Le projet de loi se devait de dépasser cette décision symbolique de stopper la production d’hydrocarbures en France qui n’est que marginale par rapport à la consommation nationale. C’est plutôt un grand débat sur la transition énergétique qui est attendu dans la société française autour de la sobriété et de l’efficacité énergétique, du développement des énergies renouvelables, de la place du nucléaire, et de prendre en compte l’objectif du pays à l’horizon 2050, c’est-à-dire diviser par 4 les émissions de gaz à effet de serre pour répondre aux engagements de la COP21. Dans un tel débat, le droit à l’accès à l’énergie est fondamental puisque 12 millions de personnes vivent aujourd’hui en situation de précarité énergétique. A ce stade, on ne peut se satisfaire de l’aide du gouvernement de proposer une aide (globalisée à 4 milliards €) pour porter un diagnostic de leur habitat, alors que c’est un vaste programme national de rénovation des logements pour les rendre conformes à la catégorie A des diagnostics de performance énergétique qui est attendu au niveau social et énergétique.
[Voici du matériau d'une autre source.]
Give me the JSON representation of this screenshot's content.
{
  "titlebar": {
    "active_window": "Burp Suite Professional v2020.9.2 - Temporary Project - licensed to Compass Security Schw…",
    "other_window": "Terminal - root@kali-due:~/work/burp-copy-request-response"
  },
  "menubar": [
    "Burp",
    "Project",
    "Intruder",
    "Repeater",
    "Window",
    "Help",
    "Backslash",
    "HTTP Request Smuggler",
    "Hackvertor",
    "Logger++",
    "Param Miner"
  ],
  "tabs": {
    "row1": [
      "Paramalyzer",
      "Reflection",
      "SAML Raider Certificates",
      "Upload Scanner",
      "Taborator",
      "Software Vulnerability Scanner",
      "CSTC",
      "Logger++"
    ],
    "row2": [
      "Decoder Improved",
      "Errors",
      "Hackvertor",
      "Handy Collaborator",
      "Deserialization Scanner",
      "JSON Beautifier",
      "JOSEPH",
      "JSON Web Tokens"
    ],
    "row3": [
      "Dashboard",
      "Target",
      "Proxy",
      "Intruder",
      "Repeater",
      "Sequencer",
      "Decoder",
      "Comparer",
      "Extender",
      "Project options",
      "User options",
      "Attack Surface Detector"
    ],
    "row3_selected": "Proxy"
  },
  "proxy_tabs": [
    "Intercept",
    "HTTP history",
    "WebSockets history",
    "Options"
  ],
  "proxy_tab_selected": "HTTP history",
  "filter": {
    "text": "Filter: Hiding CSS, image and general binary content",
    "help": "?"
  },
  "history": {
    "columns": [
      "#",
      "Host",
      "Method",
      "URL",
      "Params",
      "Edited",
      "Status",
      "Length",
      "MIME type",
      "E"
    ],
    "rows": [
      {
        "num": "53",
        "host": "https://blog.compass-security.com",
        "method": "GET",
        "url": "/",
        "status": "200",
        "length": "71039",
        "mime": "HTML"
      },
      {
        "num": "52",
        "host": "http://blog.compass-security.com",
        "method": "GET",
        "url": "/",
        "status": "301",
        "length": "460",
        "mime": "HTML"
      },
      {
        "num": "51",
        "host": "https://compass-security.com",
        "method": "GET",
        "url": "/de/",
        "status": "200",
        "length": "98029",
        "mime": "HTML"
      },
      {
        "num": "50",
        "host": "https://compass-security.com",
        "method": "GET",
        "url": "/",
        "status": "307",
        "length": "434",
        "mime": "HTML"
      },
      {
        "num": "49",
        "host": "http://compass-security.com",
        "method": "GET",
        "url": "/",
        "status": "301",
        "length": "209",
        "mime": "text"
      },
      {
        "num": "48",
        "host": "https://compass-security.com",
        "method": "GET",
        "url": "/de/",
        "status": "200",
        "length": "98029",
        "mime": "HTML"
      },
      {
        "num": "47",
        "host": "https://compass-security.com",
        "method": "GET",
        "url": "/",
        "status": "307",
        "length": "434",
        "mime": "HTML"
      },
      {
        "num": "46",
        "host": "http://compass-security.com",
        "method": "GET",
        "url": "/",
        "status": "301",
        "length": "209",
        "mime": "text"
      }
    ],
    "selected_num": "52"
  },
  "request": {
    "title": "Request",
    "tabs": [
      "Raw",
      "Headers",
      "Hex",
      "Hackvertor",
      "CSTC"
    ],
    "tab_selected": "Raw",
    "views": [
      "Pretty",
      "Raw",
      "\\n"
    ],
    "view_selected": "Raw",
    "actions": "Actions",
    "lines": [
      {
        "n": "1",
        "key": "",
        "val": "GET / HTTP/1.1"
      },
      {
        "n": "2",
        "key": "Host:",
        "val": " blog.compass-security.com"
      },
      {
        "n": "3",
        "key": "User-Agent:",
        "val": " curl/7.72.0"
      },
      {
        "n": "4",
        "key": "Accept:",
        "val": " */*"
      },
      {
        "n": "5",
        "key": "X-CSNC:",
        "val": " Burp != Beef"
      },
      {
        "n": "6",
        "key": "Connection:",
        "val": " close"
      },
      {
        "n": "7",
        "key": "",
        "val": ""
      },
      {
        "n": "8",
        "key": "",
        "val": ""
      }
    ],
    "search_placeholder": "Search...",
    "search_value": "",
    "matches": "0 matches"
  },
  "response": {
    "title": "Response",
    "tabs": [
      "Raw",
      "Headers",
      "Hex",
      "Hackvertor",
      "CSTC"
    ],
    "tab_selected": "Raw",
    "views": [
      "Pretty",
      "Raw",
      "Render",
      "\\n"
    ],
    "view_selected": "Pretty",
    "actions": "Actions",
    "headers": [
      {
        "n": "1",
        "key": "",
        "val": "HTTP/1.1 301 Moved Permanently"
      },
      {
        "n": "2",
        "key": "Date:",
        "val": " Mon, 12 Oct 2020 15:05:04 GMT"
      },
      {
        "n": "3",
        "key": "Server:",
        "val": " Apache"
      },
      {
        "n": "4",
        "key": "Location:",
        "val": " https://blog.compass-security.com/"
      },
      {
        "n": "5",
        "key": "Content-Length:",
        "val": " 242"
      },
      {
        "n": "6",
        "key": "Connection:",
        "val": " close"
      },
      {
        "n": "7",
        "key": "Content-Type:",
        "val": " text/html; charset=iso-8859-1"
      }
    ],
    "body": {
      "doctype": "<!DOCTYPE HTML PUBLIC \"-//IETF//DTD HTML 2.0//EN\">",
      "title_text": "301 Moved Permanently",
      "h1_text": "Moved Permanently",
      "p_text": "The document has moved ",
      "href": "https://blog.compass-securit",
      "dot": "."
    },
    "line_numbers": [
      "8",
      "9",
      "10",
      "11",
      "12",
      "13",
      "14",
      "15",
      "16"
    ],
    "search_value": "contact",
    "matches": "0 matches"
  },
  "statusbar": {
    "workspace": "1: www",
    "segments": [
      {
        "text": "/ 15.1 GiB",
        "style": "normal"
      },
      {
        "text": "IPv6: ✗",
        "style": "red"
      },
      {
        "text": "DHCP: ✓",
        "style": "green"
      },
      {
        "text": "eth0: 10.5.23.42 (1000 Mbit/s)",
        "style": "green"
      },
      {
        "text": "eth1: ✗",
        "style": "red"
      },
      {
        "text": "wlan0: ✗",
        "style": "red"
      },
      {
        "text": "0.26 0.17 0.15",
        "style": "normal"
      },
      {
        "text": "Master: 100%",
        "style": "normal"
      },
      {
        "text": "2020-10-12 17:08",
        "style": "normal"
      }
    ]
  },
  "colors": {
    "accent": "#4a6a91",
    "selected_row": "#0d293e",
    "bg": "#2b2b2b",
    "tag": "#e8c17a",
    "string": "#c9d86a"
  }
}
Mais en réalité, c’est à l’opposé de cette direction que le gouvernement veut promouvoir l’habitat social, en adoptant un programme de construction de logements sociaux qui ne soit pas contraint par les normes sociales et environnementales.
Pour la part de réduction du nucléaire dans la production d’électricité (50 % en 2025), la décision de savoir quelles centrales fermer n’est toujours pas prise. L’objectif d’en finir avec la commercialisation des voitures roulant à l’essence ou au diesel d’ici 2040 reste flou, précisant que des efforts seraient faits sur les transports ferroviaires et fluviaux, ce qui souligne l’incohérence des décisions prises lors du quinquennat précédent par un ministre de l’Économie de l’époque, Emmanuel Macron, qui vantait les performances de l’industrie automobile française au diesel et le déplacement par bus pour les gens modestes.